# san louis pass camping trip this weekend



## Thisjustin (Mar 23, 2012)

i was wondering how the night fishing from the shore is here? never been there at night before. i dont have a kayak to paddle out to drop the line so thats out of the question, nor will i wade in the water at night. so i guess my question is: is it worth it to fish at night here or should i get some sleep to get up in the morning?:cheers:


----------



## Auer Power (Jun 16, 2009)

Depends on which side of the Pass you plan on camping/fishing on.
Galveston or Freeport side?
Inside the Pass or outside?


----------



## Thisjustin (Mar 23, 2012)

Auer Power said:


> Depends on which side of the Pass you plan on camping/fishing on.
> Galveston or Freeport side?
> Inside the Pass or outside?


freeport side, inside the pass


----------



## Auer Power (Jun 16, 2009)

That area is turning into a sandbar quick.
I am sure you can pick up something in there, it's just getting more shallow by the day.
There are atleast 10 people wade fishing there everytime I go through the area.
I'd suggest the inside of the pass on the Galveston side. It drops of closer to the bank over there (6-8ft) opposed to 2-3ft on the Freeport side.

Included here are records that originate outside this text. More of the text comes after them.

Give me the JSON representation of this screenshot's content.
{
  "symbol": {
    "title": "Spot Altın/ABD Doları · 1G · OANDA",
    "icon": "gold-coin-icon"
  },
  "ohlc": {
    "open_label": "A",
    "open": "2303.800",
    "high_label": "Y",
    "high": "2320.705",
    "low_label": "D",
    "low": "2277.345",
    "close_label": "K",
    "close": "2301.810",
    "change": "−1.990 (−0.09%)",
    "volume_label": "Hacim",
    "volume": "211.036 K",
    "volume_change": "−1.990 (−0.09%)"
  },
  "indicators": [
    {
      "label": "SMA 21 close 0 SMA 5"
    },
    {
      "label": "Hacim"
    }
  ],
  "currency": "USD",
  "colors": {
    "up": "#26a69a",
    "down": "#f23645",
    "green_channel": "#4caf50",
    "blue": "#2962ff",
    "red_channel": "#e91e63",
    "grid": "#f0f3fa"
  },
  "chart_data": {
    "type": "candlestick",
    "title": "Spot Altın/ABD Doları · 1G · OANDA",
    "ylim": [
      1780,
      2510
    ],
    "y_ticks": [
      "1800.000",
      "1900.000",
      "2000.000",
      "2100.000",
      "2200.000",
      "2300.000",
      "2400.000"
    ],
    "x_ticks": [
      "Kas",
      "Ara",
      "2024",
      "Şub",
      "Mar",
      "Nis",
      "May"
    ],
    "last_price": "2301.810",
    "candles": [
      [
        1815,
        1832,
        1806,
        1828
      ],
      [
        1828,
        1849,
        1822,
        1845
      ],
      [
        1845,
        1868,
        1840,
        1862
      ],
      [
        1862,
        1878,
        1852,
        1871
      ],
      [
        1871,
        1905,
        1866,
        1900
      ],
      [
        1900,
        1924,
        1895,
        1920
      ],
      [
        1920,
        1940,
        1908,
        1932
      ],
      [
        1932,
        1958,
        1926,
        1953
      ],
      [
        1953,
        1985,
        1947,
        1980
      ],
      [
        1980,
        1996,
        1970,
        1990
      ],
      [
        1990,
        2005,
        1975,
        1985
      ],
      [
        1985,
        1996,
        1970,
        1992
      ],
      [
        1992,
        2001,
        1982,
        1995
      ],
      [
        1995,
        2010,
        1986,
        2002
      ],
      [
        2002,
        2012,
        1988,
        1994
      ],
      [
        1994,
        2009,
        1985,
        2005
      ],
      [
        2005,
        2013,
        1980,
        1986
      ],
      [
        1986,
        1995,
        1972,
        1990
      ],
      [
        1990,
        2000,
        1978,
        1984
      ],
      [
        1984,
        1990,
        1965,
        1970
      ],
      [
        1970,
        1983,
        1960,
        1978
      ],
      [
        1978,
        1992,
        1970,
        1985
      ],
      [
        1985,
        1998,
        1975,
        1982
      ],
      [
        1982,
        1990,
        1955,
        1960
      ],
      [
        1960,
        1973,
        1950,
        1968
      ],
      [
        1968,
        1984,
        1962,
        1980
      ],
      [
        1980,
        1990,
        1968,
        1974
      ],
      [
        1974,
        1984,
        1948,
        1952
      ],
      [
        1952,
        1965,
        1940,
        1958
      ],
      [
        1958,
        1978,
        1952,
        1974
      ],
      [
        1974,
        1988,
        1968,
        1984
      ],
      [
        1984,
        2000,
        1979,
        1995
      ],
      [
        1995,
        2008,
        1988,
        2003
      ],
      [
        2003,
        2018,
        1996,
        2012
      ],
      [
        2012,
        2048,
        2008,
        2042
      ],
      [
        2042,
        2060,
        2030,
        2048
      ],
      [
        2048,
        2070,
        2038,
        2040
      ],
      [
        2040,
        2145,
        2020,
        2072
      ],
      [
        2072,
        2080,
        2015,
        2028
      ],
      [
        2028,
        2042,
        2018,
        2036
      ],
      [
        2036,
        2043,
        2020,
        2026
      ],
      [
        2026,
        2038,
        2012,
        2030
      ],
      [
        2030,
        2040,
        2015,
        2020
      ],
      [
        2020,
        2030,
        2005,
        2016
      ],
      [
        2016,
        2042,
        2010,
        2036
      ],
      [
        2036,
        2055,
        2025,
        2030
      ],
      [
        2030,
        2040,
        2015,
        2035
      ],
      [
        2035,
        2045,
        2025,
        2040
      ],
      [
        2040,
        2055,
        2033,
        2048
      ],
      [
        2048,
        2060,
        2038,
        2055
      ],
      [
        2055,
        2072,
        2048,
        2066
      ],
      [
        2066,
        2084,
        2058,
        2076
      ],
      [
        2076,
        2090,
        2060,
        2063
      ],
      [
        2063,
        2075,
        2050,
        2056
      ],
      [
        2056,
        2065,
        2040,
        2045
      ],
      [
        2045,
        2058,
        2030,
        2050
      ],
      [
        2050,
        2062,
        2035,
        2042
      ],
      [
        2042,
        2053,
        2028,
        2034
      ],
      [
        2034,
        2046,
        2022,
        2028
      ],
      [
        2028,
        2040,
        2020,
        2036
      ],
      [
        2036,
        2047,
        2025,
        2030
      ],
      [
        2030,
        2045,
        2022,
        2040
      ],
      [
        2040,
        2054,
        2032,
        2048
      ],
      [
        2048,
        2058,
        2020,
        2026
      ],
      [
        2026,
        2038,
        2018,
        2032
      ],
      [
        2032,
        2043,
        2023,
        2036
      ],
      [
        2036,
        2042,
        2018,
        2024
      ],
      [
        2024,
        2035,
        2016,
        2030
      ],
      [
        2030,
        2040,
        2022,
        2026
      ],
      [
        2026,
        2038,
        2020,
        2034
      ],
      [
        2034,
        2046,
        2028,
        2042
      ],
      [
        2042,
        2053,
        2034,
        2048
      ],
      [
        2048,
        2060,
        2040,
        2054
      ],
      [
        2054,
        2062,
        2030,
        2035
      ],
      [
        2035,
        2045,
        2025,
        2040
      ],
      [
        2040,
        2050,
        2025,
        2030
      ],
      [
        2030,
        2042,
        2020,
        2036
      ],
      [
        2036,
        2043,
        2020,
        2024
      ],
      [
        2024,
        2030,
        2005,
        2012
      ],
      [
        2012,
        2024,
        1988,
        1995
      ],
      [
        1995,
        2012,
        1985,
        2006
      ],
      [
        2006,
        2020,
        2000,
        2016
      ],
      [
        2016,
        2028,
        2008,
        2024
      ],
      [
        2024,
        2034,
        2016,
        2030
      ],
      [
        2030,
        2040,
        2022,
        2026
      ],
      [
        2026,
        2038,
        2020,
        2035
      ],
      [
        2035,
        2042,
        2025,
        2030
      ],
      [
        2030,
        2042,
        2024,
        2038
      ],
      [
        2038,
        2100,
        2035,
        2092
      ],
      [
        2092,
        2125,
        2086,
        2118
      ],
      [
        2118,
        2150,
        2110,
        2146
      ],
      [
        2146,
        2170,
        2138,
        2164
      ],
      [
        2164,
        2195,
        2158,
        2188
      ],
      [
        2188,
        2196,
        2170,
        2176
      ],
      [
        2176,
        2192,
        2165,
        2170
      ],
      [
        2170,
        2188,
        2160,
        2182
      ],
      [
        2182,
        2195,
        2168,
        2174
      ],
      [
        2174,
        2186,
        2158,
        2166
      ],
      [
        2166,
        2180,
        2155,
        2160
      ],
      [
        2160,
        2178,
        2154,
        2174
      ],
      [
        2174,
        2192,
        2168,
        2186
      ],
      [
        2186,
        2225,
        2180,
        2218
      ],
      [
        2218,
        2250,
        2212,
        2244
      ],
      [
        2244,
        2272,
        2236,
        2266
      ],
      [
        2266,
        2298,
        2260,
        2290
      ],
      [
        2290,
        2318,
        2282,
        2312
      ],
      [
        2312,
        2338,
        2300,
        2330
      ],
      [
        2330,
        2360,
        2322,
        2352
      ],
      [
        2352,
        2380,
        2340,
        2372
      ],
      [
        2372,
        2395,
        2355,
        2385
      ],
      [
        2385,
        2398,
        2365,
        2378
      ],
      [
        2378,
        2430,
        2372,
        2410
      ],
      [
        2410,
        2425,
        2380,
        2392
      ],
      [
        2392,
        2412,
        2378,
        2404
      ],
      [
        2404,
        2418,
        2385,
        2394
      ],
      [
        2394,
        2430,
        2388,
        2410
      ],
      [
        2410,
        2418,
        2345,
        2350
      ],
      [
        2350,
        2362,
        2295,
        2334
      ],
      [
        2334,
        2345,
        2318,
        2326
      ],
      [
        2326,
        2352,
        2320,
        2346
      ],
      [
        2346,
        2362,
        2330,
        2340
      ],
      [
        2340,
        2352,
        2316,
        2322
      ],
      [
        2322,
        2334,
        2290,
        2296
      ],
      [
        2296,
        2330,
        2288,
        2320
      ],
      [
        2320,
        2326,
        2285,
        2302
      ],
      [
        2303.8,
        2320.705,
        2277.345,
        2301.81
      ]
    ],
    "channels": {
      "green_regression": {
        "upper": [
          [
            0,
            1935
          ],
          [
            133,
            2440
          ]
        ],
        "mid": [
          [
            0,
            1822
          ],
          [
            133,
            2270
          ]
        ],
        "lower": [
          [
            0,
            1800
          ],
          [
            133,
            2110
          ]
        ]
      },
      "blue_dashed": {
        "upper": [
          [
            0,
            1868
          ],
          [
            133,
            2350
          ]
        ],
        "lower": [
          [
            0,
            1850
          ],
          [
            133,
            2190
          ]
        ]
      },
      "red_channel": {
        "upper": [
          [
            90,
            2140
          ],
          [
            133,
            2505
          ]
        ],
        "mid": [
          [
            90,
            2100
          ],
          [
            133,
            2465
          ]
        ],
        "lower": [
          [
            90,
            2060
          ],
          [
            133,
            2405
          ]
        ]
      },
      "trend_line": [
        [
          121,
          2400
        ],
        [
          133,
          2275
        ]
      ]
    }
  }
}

It's always fun to throw some cut bait out during the night and see what you can catch. I'd say you'll probably get some reds, shark and stingray where your talking about at night. If the waters decent you may even get a jack.


----------



## txbayfisher1959 (Apr 16, 2012)

be extremely careful of the currents and shifting sand while wading. get there before dark to survey the shoreline. take a shotgun for personal protection, due to the rough crowds reported down the beach on weekends


----------



## tx7475 (Apr 12, 2011)

I was there not long ago . Talk about a change in crowds from years ago . I remember when the graffiti was still in english .. Man i miss those days . LOL


----------



## Rawpower (Jul 4, 2011)

I would fish from the Freeport side but it’s up to you. Be very careful of the currents. The sand is always shifting around and currents are always dangerous. I never fished at night at SLP. If I did I would have some lights and a generator. Have fun!


----------



## txsharkhunter (Feb 28, 2012)

I'll probably be there on the Freeport side and I have a yak for baits.


----------



## lipjerker (Apr 27, 2012)

Here is one for you. I have been fishing at the pass bridge since it was built. I fished at night from the Galveston side all the time. I have waded for flounder at night and get this...waded out behind the bridge to about chest deep on a full moon once and threw mirror lures. Caught a few trout and reds but the real adventure was while I was there alone and all was quiet I could hear huge fish slashing bait on top, some only yards away, Kind of takes your breath away when you know you're part of the food chain.


----------



## tburns67 (May 25, 2004)

How is the grass? I am considering driving down tonight to SLP too.


----------



## saltup83 (Jul 15, 2010)

SLP is the only place I fish and always camp out on the beach on freeport side. i fish all day and usually call quits about 2-3am leaving bait in water and have woke up to a 40in Bull Red and sting ray. never been skunked at SLP.


----------